Usual disclaimers apply.
WIZARDING COMMUNITY WASN’T SUCH A BUNCH OF NOBBLES.
Dumbledore’s mild concern that he might miss the young man in the nervous rush of First Years as they swarmed into Hogwarts proved unwarranted. Despite the crush, a clear space surrounded the boy as if he carried his own solitude wrapped protectively around him. Dumbledore stepped into the flow, which opened for him as it did for the approaching figure.
“Welcome to Hogwarts, Tom,” Dumbledore said. “Please come with me.”
Tom Riddle nodded solemnly. “Thank you, Sir,” he said, as if he had expected to be singled out.
Moving away from the anxious new students, Dumbledore swept down an different corridor, Tom deferentially one pace behind. A tall figure waited for them.
“Minister,” Dumbledore said. “Allow me to introduce Tom Riddle, the new student of which I spoke.”
“Mr. Riddle,” the Minister of Magic said, not extending his hand.
“Sir,” Tom replied, his eyes boring into those of the older man, who shifted uncomfortably.
“It’s not every student who meets the Minister of Magic,” Dumbledore said. “Perhaps you are wondering why you have been brought here?”
“I trust you will explain, Sir,” Tom said, his face betraying no emotion.
“Indeed. We must first descend to the lower levels. I have something special to show you.” Dumbledore led the way in silence. As they made their way through the dusty corridors, he caught himself several times about to point out some of the artwork and architectural features of the school he found most pleasing. Best not to, he thought. And this one would not be impressed by any of it.
The hallways became smaller and gloomier as they descended deeper below the castle. Tom still gave no hint of his thoughts or feelings when Dumbledore made him wait several yards behind while the headmaster chanted a brief incantation in a bare hall with no echo, and the wall ahead evaporated like fairy mist, revealing a dark stairwell heading ever deeper down.
Eventually they came to a long, cramped corridor of identical doors. They passed many, if Tom kept count he gave no sign, and finally Dumbledore stopped before one and withdrew from a pocket in his robe a curiously-shaped key. Unlocking the thick, iron-bound portal, he pushed it open to reveal a surprisingly pleasant room. Dumbledore was pleased to note the slightest widening of Tom’s eyes when he saw the shelves covering the walls, all filled with books.
“Is this mine?” Tom breathed.
“Yes, Tom,” Dumbledore said. “While we consider all of our students special, we have found over the years that a select few deserve extra privileges. If you don’t mind being separated from your classmates, these will be your quarters. The books cover a wide range of advanced study. They are yours to read at your own pace.”
Tom walked along the nearest shelf, his hand brushing the spines of books, and confident pleasure radiating from him like the smug certainty of finally being recognized for his own great worth.
“The staff and faculty will be occupied for a few days with the other students,” Dumbledore continued as Tom briefly inspected the bed and desk, before returning his attention to the volumes that spanned the room. “Then you and your tutors will discuss your course of study. Food will appear at mealtimes, of course. Do you object to waiting here alone?”
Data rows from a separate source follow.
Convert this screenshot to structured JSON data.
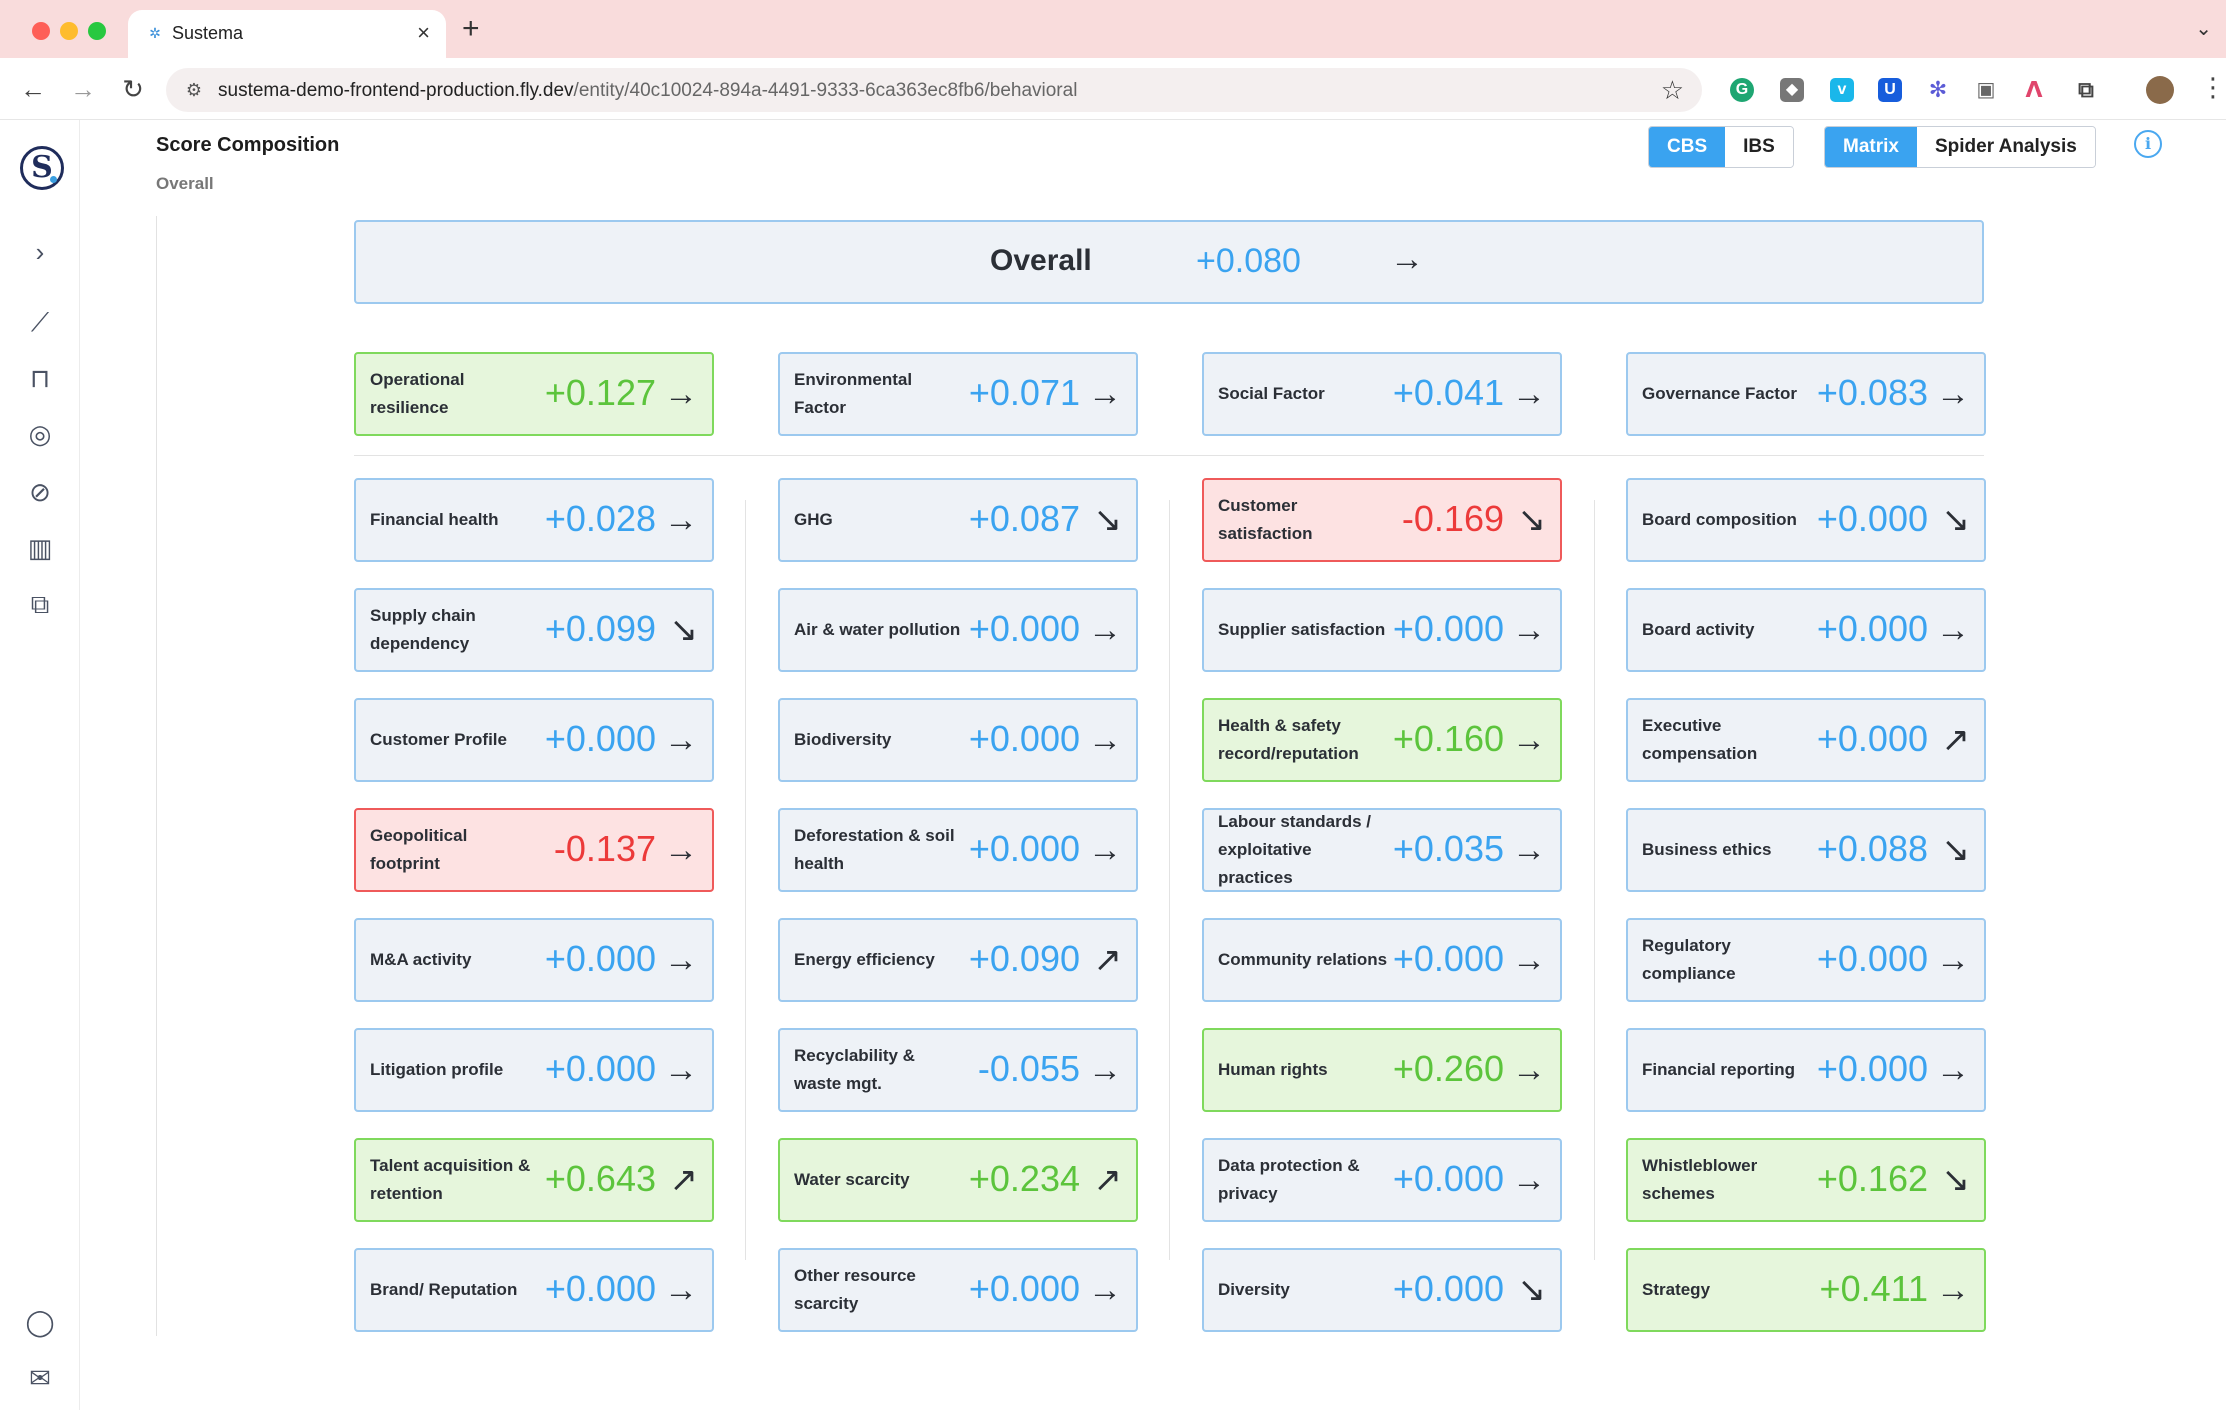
{
  "browser": {
    "tab_title": "Sustema",
    "url_host": "sustema-demo-frontend-production.fly.dev",
    "url_path": "/entity/40c10024-894a-4491-9333-6ca363ec8fb6/behavioral"
  },
  "page": {
    "title": "Score Composition",
    "subtitle": "Overall"
  },
  "toggles": {
    "score_type": [
      "CBS",
      "IBS"
    ],
    "score_type_active": "CBS",
    "view": [
      "Matrix",
      "Spider Analysis"
    ],
    "view_active": "Matrix"
  },
  "overall": {
    "label": "Overall",
    "score": "+0.080",
    "trend": "flat"
  },
  "factors": [
    {
      "label": "Operational resilience",
      "score": "+0.127",
      "status": "green",
      "trend": "flat"
    },
    {
      "label": "Environmental Factor",
      "score": "+0.071",
      "status": "neutral",
      "trend": "flat"
    },
    {
      "label": "Social Factor",
      "score": "+0.041",
      "status": "neutral",
      "trend": "flat"
    },
    {
      "label": "Governance Factor",
      "score": "+0.083",
      "status": "neutral",
      "trend": "flat"
    }
  ],
  "columns": [
    [
      {
        "label": "Financial health",
        "score": "+0.028",
        "status": "neutral",
        "trend": "flat"
      },
      {
        "label": "Supply chain dependency",
        "score": "+0.099",
        "status": "neutral",
        "trend": "down"
      },
      {
        "label": "Customer Profile",
        "score": "+0.000",
        "status": "neutral",
        "trend": "flat"
      },
      {
        "label": "Geopolitical footprint",
        "score": "-0.137",
        "status": "red",
        "trend": "flat"
      },
      {
        "label": "M&A activity",
        "score": "+0.000",
        "status": "neutral",
        "trend": "flat"
      },
      {
        "label": "Litigation profile",
        "score": "+0.000",
        "status": "neutral",
        "trend": "flat"
      },
      {
        "label": "Talent acquisition & retention",
        "score": "+0.643",
        "status": "green",
        "trend": "up"
      },
      {
        "label": "Brand/ Reputation",
        "score": "+0.000",
        "status": "neutral",
        "trend": "flat"
      }
    ],
    [
      {
        "label": "GHG",
        "score": "+0.087",
        "status": "neutral",
        "trend": "down"
      },
      {
        "label": "Air & water pollution",
        "score": "+0.000",
        "status": "neutral",
        "trend": "flat"
      },
      {
        "label": "Biodiversity",
        "score": "+0.000",
        "status": "neutral",
        "trend": "flat"
      },
      {
        "label": "Deforestation & soil health",
        "score": "+0.000",
        "status": "neutral",
        "trend": "flat"
      },
      {
        "label": "Energy efficiency",
        "score": "+0.090",
        "status": "neutral",
        "trend": "up"
      },
      {
        "label": "Recyclability & waste mgt.",
        "score": "-0.055",
        "status": "neutral",
        "trend": "flat"
      },
      {
        "label": "Water scarcity",
        "score": "+0.234",
        "status": "green",
        "trend": "up"
      },
      {
        "label": "Other resource scarcity",
        "score": "+0.000",
        "status": "neutral",
        "trend": "flat"
      }
    ],
    [
      {
        "label": "Customer satisfaction",
        "score": "-0.169",
        "status": "red",
        "trend": "down"
      },
      {
        "label": "Supplier satisfaction",
        "score": "+0.000",
        "status": "neutral",
        "trend": "flat"
      },
      {
        "label": "Health & safety record/reputation",
        "score": "+0.160",
        "status": "green",
        "trend": "flat"
      },
      {
        "label": "Labour standards / exploitative practices",
        "score": "+0.035",
        "status": "neutral",
        "trend": "flat"
      },
      {
        "label": "Community relations",
        "score": "+0.000",
        "status": "neutral",
        "trend": "flat"
      },
      {
        "label": "Human rights",
        "score": "+0.260",
        "status": "green",
        "trend": "flat"
      },
      {
        "label": "Data protection & privacy",
        "score": "+0.000",
        "status": "neutral",
        "trend": "flat"
      },
      {
        "label": "Diversity",
        "score": "+0.000",
        "status": "neutral",
        "trend": "down"
      }
    ],
    [
      {
        "label": "Board composition",
        "score": "+0.000",
        "status": "neutral",
        "trend": "down"
      },
      {
        "label": "Board activity",
        "score": "+0.000",
        "status": "neutral",
        "trend": "flat"
      },
      {
        "label": "Executive compensation",
        "score": "+0.000",
        "status": "neutral",
        "trend": "up"
      },
      {
        "label": "Business ethics",
        "score": "+0.088",
        "status": "neutral",
        "trend": "down"
      },
      {
        "label": "Regulatory compliance",
        "score": "+0.000",
        "status": "neutral",
        "trend": "flat"
      },
      {
        "label": "Financial reporting",
        "score": "+0.000",
        "status": "neutral",
        "trend": "flat"
      },
      {
        "label": "Whistleblower schemes",
        "score": "+0.162",
        "status": "green",
        "trend": "down"
      },
      {
        "label": "Strategy",
        "score": "+0.411",
        "status": "green",
        "trend": "flat"
      }
    ]
  ],
  "colors": {
    "score_neutral": "#3aa3f0",
    "score_positive": "#5cc43c",
    "score_negative": "#ec3a3a",
    "accent": "#3aa3f0"
  },
  "icons": {
    "sidebar": [
      "chevron-right-icon",
      "line-chart-icon",
      "bookmark-icon",
      "target-icon",
      "orbit-icon",
      "bar-chart-icon",
      "layers-icon",
      "user-icon",
      "mail-icon"
    ]
  }
}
“No, Sir,” Tom said. “I'll be fine.”
“Yes, you will,” Dumbledore said. “I hope you find your time here agreeable.” As he closed the door, he had a final glimpse of the young man already settling into a chair with an armload of books pulled from the shelves, and a look of eager anticipation.
“Well, then,” Dumbledore said to his companion as they made their way back upward to the more populated regions of the castle. “It is done.”
“Regrets, Dumbledore?” the Minister asked. “You saw what will happen if he spends his years here with the other students.”
“Indeed,” Dumbledore sighed. “Murders, betrayal, and a brutal war. I know that the incarceration of one life is a small price to pay for peace. But still...”
“Still? You saw how pleased he was. Reliving the same day of secluded reading for the rest of his life seems far more a reward than a punishment. Hardly a cruel sentence for the heinous crimes he would have committed if not prevented.”
“True,” Dumbledore nodded. “A lifetime of happily believing he will be treated as a special wizard, each day rediscovering the books he’s forgotten he read the day before. Yet, would he knowingly choose a life of happy anticipation over his long, miserable quest for power? I doubt it.”
Years later, James and Lilly Potter sent their son Harry to Hogwarts, where he passed a wholly unexceptional seven years. Graduating in the middle of his class, he spent the rest of his life as a farmer of Singing Mushrooms.